The problem is most women don’t truly know what they want out of life and where they are heading. Looking back at the distant past, I know that all of the stray rabbit holes I found myself in were a result of 'losing self' and wanting what appeared to be more exciting because just like Alice, I was bored and without purpose at the time. The problem is, if you don’t know where you are heading somebody else’s path might seem easier to follow, but just like Alice, it only leads to tears and confusion.

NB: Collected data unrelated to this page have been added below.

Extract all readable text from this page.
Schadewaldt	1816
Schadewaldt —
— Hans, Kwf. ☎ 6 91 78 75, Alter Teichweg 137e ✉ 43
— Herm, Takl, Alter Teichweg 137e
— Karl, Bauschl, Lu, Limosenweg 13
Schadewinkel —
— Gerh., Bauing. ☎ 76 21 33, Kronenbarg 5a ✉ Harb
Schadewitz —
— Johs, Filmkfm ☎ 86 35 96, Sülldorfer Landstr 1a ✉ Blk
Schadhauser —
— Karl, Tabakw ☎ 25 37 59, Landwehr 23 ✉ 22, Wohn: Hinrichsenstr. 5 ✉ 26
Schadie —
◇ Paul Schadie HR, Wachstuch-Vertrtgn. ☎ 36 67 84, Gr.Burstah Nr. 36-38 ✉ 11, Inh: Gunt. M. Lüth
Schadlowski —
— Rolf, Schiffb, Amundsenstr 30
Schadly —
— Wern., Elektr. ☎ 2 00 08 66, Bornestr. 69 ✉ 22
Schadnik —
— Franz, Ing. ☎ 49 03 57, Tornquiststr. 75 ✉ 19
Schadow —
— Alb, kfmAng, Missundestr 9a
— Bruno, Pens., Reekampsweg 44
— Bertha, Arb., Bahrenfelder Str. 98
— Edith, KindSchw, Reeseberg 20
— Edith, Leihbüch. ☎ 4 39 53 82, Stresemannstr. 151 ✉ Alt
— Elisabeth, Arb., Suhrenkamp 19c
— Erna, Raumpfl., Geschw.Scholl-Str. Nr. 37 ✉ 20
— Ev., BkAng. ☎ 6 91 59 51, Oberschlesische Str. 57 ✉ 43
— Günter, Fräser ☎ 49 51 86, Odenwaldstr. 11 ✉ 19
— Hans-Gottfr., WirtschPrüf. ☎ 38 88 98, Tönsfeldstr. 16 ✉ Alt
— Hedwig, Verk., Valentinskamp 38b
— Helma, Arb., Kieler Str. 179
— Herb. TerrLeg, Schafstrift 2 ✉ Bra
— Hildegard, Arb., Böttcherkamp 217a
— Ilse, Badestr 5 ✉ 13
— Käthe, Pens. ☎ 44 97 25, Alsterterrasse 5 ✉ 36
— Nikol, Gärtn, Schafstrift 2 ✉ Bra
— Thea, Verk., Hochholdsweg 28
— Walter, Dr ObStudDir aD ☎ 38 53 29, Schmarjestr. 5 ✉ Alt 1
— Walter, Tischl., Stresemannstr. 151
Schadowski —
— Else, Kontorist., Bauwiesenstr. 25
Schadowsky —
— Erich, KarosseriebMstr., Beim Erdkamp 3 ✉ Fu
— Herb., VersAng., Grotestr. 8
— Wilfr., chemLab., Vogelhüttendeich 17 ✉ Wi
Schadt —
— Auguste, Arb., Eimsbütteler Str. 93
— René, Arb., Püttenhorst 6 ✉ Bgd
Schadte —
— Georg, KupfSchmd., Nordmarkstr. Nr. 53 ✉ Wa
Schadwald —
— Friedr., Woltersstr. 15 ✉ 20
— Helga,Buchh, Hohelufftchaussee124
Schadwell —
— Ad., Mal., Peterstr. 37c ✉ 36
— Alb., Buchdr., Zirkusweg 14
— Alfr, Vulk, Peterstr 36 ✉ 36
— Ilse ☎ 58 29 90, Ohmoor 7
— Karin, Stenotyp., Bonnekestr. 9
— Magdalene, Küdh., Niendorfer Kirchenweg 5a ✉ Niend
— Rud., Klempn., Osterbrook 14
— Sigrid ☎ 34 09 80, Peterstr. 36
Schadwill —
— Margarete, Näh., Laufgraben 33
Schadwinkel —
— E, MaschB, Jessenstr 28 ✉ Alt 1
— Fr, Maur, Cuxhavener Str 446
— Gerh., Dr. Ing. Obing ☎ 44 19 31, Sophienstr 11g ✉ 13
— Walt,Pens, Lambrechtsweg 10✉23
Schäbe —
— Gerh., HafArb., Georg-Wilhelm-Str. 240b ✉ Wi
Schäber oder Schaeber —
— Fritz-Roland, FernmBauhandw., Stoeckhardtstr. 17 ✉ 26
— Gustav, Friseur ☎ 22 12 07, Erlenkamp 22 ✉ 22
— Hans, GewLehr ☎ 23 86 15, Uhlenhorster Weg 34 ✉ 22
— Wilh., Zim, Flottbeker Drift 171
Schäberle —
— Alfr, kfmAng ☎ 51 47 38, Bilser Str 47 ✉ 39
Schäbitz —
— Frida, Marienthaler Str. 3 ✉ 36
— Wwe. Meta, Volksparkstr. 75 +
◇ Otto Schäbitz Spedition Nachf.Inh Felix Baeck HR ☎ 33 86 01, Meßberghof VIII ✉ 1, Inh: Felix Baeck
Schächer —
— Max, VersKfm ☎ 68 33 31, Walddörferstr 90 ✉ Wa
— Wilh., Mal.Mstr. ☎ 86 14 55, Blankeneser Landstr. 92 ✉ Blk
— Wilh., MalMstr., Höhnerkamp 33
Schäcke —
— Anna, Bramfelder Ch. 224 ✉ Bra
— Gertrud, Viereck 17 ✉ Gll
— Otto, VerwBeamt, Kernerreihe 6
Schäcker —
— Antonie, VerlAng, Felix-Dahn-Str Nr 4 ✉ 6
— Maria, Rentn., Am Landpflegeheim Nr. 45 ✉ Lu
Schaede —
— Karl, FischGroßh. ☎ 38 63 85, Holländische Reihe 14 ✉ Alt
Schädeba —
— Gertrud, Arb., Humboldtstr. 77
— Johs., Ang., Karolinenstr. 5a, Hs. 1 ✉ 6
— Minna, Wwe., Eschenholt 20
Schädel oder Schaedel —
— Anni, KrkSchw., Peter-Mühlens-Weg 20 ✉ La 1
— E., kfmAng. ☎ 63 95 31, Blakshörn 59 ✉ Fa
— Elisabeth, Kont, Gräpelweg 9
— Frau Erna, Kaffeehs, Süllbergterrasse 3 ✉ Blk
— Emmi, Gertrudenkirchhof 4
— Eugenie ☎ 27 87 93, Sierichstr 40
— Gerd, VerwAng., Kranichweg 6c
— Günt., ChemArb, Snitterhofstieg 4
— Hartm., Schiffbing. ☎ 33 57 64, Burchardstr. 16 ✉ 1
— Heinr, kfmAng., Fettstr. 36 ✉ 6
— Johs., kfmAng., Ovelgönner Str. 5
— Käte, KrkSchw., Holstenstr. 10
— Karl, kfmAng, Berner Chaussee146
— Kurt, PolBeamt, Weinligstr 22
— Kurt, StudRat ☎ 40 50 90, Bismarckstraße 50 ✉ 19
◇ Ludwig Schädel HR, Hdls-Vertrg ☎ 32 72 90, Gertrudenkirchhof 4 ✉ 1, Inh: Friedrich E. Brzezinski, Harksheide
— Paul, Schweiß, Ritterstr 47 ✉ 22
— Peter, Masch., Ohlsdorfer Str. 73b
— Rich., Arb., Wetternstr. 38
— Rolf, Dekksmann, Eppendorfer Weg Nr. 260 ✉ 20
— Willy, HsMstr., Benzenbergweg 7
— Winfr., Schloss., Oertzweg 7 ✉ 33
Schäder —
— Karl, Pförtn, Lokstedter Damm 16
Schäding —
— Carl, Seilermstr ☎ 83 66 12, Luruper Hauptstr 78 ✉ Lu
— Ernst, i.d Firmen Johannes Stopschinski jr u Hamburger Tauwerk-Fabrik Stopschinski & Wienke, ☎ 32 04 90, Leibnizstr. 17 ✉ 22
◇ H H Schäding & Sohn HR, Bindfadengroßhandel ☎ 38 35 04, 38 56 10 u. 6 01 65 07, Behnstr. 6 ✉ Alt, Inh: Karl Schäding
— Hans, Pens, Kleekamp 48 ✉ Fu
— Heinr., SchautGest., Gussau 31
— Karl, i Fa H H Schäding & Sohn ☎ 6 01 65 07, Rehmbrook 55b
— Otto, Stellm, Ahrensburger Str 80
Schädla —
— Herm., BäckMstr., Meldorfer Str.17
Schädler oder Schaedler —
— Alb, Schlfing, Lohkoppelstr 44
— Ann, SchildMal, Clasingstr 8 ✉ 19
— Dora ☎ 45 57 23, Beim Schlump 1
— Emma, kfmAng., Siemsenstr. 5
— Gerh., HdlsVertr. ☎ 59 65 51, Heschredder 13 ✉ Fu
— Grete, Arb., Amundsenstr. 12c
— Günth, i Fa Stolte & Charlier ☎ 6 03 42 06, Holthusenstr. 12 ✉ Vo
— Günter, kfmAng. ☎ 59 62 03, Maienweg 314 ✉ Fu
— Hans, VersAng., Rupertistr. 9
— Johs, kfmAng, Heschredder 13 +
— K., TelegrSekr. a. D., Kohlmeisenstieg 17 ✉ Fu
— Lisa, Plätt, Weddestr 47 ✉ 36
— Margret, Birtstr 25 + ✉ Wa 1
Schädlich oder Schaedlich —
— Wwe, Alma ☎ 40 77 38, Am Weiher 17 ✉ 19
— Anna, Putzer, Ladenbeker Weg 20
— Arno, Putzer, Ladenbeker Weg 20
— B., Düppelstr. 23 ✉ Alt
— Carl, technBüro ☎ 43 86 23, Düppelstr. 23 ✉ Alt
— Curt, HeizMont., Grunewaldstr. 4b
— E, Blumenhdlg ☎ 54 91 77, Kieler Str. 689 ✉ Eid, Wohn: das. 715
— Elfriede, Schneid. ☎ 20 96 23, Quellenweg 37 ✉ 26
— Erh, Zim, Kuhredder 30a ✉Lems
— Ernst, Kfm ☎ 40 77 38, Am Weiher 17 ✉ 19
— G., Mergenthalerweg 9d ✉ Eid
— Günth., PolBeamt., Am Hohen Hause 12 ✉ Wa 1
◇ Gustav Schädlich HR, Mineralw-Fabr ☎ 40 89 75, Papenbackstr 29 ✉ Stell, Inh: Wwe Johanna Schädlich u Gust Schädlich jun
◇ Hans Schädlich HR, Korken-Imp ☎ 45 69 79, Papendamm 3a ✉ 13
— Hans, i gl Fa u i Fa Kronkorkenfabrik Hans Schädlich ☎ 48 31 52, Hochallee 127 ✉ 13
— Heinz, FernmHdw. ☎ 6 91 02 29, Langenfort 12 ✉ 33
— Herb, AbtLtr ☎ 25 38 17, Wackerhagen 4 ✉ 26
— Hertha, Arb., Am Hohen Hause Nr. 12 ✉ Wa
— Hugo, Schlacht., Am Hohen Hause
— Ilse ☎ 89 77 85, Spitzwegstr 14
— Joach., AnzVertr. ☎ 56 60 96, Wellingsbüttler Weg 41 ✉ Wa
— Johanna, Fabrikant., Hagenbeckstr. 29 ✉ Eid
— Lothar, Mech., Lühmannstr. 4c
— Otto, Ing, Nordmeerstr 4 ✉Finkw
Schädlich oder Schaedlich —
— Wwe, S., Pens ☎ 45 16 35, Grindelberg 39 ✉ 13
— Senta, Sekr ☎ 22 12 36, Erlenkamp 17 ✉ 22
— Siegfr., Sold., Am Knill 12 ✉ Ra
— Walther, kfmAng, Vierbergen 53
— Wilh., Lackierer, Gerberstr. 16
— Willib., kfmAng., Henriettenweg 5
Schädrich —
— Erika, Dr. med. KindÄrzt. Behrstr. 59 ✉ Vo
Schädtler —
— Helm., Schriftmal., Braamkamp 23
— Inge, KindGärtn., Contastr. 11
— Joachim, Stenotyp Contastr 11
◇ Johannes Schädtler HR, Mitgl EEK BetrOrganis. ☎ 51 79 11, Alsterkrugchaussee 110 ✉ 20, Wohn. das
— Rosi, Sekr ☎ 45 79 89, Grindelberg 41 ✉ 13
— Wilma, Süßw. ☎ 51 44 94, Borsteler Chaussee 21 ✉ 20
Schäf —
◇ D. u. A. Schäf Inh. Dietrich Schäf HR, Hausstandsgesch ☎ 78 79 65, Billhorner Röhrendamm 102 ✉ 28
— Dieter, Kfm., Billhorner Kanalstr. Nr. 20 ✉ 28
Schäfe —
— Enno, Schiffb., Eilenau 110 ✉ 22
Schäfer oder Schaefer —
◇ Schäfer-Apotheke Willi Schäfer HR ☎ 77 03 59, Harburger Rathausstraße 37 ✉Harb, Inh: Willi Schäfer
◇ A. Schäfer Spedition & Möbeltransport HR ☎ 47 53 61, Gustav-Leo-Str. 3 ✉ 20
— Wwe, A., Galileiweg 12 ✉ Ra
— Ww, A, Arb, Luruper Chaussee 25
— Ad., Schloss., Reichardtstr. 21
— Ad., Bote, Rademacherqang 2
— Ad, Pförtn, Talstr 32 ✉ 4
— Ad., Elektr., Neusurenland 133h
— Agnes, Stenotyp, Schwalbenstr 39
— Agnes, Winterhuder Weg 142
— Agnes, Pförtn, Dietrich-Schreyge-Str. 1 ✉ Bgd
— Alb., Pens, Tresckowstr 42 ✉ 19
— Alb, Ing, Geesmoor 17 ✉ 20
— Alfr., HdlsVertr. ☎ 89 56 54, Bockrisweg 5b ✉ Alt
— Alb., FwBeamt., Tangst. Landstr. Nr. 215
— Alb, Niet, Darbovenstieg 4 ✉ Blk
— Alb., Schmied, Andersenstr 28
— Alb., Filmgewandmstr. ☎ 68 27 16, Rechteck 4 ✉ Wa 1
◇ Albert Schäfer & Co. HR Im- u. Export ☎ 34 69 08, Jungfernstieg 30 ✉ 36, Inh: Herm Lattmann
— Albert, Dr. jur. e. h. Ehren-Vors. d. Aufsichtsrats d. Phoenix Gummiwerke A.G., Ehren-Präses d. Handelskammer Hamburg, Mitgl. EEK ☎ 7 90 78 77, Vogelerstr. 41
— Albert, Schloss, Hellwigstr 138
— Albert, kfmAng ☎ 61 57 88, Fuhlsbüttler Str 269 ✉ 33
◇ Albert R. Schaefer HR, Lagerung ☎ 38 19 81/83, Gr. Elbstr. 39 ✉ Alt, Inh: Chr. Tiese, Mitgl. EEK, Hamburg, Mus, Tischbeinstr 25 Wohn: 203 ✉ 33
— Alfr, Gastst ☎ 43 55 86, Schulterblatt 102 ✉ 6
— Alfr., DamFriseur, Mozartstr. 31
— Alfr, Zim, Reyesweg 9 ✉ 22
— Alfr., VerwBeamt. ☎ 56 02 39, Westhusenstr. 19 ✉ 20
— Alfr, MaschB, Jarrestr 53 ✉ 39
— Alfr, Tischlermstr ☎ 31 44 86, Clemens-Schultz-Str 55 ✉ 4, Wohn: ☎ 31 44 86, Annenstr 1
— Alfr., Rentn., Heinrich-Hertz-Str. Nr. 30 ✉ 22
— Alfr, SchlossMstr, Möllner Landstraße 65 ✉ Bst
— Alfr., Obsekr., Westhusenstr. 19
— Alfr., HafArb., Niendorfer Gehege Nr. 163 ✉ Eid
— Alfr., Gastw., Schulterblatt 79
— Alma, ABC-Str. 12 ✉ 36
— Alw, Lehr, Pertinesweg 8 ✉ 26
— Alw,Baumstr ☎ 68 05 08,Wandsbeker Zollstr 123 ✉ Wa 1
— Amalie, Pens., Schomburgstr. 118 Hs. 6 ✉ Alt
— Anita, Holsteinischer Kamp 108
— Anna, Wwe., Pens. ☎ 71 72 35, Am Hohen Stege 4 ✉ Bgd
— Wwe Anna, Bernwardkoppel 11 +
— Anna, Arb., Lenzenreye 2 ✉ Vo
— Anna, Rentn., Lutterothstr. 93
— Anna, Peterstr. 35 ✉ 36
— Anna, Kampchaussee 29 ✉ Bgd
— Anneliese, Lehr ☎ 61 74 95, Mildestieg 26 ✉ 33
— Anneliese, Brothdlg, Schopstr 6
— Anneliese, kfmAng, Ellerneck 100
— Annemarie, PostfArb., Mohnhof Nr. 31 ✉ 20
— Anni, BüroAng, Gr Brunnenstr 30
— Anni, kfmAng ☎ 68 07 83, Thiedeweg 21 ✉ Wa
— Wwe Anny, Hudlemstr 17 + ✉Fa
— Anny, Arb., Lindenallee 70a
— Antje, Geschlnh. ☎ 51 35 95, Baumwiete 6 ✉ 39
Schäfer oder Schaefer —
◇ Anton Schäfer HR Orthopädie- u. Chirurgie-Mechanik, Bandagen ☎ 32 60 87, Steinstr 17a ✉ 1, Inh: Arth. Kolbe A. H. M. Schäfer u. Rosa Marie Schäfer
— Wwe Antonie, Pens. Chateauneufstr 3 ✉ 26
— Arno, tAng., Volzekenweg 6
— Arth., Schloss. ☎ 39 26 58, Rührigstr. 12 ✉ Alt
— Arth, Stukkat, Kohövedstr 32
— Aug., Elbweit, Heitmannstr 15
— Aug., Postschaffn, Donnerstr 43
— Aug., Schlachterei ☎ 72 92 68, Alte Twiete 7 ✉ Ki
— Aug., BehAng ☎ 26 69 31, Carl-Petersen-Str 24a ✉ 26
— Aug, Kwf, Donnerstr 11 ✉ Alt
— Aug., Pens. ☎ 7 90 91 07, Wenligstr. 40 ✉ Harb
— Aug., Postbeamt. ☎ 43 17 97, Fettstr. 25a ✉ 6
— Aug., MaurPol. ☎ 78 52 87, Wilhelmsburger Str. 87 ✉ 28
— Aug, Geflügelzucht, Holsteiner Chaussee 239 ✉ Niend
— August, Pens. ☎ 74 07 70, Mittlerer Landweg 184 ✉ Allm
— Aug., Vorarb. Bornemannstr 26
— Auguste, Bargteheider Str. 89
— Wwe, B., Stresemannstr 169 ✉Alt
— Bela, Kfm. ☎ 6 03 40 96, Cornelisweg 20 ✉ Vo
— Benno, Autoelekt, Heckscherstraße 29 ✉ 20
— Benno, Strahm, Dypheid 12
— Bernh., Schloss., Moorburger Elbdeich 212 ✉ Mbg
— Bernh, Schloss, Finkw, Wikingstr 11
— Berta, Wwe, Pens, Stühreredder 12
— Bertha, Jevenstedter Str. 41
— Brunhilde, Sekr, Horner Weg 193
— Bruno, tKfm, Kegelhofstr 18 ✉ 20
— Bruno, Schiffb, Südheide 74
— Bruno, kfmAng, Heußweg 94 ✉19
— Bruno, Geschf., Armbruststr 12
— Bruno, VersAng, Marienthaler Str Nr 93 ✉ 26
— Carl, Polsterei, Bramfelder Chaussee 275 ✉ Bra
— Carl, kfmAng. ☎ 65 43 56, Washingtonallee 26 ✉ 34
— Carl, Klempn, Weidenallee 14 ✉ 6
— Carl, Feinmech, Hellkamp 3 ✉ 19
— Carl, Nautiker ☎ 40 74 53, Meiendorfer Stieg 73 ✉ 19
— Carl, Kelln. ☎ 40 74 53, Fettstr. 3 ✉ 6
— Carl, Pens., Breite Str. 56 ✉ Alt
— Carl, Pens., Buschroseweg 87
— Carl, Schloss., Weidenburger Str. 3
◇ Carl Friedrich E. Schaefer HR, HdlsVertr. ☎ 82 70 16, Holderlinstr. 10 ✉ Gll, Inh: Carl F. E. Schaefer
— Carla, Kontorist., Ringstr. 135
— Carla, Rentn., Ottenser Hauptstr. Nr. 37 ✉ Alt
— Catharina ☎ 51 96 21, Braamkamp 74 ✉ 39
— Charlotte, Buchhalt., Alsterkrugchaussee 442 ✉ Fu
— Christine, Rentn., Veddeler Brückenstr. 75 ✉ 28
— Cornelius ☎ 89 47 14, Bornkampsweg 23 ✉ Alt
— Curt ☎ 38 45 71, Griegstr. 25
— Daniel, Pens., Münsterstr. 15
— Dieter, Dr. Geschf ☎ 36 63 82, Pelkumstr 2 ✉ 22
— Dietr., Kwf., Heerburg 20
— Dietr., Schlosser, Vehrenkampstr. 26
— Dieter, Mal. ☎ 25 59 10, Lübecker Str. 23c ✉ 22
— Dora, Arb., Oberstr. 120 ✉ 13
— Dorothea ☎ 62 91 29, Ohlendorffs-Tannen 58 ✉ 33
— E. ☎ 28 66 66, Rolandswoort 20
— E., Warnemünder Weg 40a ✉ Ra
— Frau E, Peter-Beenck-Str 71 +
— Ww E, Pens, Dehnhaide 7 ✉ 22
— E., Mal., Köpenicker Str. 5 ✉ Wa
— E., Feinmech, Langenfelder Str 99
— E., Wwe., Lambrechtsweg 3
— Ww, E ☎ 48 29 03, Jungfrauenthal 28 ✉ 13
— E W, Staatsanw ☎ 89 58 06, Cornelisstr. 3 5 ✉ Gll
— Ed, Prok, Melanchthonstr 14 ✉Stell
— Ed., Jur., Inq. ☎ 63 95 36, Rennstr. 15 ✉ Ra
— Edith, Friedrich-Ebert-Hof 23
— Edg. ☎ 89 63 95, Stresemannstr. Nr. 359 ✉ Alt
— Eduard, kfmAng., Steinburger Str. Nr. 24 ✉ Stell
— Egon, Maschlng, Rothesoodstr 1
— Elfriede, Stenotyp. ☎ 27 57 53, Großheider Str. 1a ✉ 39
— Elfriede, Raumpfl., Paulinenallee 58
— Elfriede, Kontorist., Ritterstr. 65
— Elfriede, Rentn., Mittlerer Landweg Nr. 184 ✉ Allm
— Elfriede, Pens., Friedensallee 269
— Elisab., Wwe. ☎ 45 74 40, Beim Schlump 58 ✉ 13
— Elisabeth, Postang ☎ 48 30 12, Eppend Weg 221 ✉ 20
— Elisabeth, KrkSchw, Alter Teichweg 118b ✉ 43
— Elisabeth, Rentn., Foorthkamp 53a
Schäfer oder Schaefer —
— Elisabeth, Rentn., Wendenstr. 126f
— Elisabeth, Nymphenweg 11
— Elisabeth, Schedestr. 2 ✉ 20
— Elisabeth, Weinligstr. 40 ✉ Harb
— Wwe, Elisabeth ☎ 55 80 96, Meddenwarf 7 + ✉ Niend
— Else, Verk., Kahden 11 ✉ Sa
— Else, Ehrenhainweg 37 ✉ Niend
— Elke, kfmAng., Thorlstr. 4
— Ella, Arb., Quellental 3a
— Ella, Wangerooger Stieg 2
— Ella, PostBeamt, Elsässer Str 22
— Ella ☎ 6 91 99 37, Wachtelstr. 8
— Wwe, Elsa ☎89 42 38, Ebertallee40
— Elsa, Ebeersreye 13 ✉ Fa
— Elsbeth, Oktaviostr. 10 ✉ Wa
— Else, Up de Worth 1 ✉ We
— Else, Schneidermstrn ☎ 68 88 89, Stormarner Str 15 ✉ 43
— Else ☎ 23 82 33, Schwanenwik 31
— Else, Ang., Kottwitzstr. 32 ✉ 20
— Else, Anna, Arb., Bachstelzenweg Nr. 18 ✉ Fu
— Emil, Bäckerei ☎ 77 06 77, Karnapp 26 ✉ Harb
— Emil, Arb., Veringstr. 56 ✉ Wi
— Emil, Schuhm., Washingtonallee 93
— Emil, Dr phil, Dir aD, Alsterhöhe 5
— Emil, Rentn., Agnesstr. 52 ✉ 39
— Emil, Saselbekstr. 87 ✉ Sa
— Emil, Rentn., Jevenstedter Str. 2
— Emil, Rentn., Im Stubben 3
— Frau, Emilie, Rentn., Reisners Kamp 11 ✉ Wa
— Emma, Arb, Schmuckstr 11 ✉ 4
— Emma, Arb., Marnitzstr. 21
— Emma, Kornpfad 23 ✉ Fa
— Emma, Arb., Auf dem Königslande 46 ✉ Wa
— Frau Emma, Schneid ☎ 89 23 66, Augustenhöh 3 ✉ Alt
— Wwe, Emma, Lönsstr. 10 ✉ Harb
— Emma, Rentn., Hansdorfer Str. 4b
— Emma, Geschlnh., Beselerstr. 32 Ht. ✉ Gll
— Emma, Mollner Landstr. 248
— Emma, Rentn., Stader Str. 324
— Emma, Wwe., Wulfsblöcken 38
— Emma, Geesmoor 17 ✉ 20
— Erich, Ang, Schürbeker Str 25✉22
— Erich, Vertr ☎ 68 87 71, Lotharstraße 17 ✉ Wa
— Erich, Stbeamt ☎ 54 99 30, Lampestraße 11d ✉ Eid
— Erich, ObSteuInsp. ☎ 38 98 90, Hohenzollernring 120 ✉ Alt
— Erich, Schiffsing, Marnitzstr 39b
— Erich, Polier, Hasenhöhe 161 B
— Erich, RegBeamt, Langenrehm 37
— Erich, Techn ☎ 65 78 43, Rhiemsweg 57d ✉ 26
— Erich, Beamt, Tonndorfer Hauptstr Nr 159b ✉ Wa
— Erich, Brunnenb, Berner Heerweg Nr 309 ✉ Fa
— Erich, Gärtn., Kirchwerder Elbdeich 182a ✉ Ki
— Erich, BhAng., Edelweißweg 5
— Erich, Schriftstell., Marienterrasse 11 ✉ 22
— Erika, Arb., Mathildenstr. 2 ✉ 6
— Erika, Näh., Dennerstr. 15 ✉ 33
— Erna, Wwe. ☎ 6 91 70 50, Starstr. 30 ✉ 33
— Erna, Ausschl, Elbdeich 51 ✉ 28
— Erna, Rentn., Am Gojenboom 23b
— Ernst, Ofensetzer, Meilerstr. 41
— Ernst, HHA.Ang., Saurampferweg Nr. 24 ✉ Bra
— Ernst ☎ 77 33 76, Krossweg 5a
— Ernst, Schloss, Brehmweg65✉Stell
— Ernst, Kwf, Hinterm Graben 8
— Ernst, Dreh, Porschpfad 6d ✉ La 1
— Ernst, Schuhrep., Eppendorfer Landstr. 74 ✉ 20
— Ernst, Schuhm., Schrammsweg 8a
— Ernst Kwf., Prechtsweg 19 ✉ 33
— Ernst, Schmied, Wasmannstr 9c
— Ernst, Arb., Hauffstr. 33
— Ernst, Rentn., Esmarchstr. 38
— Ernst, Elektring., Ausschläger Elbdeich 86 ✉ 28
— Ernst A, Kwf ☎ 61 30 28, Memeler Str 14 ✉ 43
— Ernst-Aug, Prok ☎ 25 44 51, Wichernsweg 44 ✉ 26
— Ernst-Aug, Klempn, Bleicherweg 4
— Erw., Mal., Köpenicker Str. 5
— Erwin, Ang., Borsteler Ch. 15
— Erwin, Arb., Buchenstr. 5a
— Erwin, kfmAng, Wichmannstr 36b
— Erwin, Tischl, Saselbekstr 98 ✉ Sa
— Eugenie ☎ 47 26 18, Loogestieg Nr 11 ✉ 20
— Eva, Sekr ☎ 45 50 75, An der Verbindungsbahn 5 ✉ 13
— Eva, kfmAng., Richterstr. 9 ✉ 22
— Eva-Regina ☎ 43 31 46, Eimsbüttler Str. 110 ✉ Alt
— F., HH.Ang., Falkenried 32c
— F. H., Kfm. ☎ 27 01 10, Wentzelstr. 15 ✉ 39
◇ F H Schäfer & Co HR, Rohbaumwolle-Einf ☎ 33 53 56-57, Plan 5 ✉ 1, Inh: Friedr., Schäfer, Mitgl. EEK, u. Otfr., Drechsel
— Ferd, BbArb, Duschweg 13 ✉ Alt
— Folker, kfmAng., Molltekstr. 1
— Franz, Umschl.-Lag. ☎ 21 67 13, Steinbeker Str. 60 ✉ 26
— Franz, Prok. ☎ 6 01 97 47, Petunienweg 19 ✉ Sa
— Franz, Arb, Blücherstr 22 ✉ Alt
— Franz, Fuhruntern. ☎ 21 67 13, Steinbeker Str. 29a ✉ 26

This is all too evident in relationships of young love. Women have a tendency to get enveloped by men. How many friends have you lost to men that really weren’t the best fit for them? Humanity was built for relationships, and women have it embedded in them to find a man to provide for and protect them. Unfortunately, what many women fail to realize is that they are created with purpose, and that it is absolutely necessary to define who they are and what their purpose is in life first. After that, it’ll become evident the type of person who is best suited to travel down that path with you. It doesn’t matter what your path is, what matters is that you find it. If you don't, then every stray rabbit claiming to go somewhere exciting will only lead you down a path that you were never intended to travel. When you find yourself down someone else’s rabbit hole you lose yourself and what truly makes you happy. After a while you'll claim the life of the rabbit you followed, which will only leave you feeling empty and unfulfilled.
Unfortunately, as the saying goes, "The grass may seem greener on the other side, but it’s only because it’s on top of a septic system." Once in the hole you'll find yourself in a life that you never wanted with a person that doesn’t fit YOU. Eventually you start to see all the dirty little things that lie beneath the allure that once lead you astray, it’s inevitable. If you are not living your life for you, you will take on somebody else’s life which will only lead to confusion and devastation once you realize it’s time to move on.
I encourage you to find yourself, sit down with a pen and paper and write out your perfect life then focus on creating the life you want. Get passionate and start to live an exciting life, that way when those loser rabbits come along, you’re too busy to be led astray and have no reason to follow. The best part of it all, once you are traveling down your own path you will find a man that is better suited for you. They most likely will be traveling down the same path as you, which could lead to a fulfilling relationship. A relationship where you can have the best of both worlds... your path in life and someone to travel it with you.